4) I'm obviously interested in the Accept-Encoding tag because it looks like everyone wins from correct implementation of that one. However:
a) I use the .net HttpWebRequest class to read RSS feeds but I can't find any authoritative statement about whether this tag is implemented automatically in the .net framework, or not. I can't see why it wouldn't be (and the referenced w3.org document suggests that, by default, the server can send a compressed response), but we are talking Microsoft here.
Randy: By default, HttpWebRequest will not use transfer encoding. I have heard of people using gzip w/ HttpWebRequest, but I don't know if it's reliable. Note, the server may not send a compressed response unless client specifically allows it.
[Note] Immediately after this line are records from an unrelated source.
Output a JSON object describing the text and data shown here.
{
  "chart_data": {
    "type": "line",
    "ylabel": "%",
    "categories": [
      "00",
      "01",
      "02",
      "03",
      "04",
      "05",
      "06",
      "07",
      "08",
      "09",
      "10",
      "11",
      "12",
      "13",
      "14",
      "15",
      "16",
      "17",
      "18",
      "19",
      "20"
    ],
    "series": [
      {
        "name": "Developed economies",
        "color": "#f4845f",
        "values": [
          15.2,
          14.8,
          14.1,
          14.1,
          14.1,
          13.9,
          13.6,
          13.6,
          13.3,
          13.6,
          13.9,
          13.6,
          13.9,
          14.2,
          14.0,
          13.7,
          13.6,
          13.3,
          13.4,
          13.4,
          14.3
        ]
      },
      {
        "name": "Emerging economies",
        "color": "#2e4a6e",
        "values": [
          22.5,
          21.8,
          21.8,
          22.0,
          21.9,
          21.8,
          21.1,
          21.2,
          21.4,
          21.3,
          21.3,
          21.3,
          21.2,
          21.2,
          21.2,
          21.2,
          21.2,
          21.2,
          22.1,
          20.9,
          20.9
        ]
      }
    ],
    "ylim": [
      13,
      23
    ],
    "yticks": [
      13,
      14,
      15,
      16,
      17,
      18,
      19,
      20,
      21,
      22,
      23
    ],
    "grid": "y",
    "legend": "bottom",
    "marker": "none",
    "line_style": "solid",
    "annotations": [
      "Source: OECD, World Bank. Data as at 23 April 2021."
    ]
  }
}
b) As I understand it, the reader tries Accept-Encoding with, say, "gzip,deflate" if it gets a 406 (Not acceptable) status code back it has to try again without the Accept-Encoding. But doesn't this mean a double hit on servers that don't support compression? OK, it could remember the initial response but suppose the server is upgraded to support compression later on?
Randy: Not at all. If the Accept-Encoding is "gzip, deflate" and the server doesn't support either, then it can respond w/ identity encoding. That's because identity encoding is specifically allowed and the default unless otherwise excluded by adding "identity;q=0" to the Accept-Encoding. Identity encoding is no transform encoding, that is, the way we usually do it.
c) I can't find any tutorial on how to handle compressed responses from a server. If .net doesn't handle them automatically, can anyone point me in the right direction?
Randy: Sorry, I don't know either and I've never seen a working sample.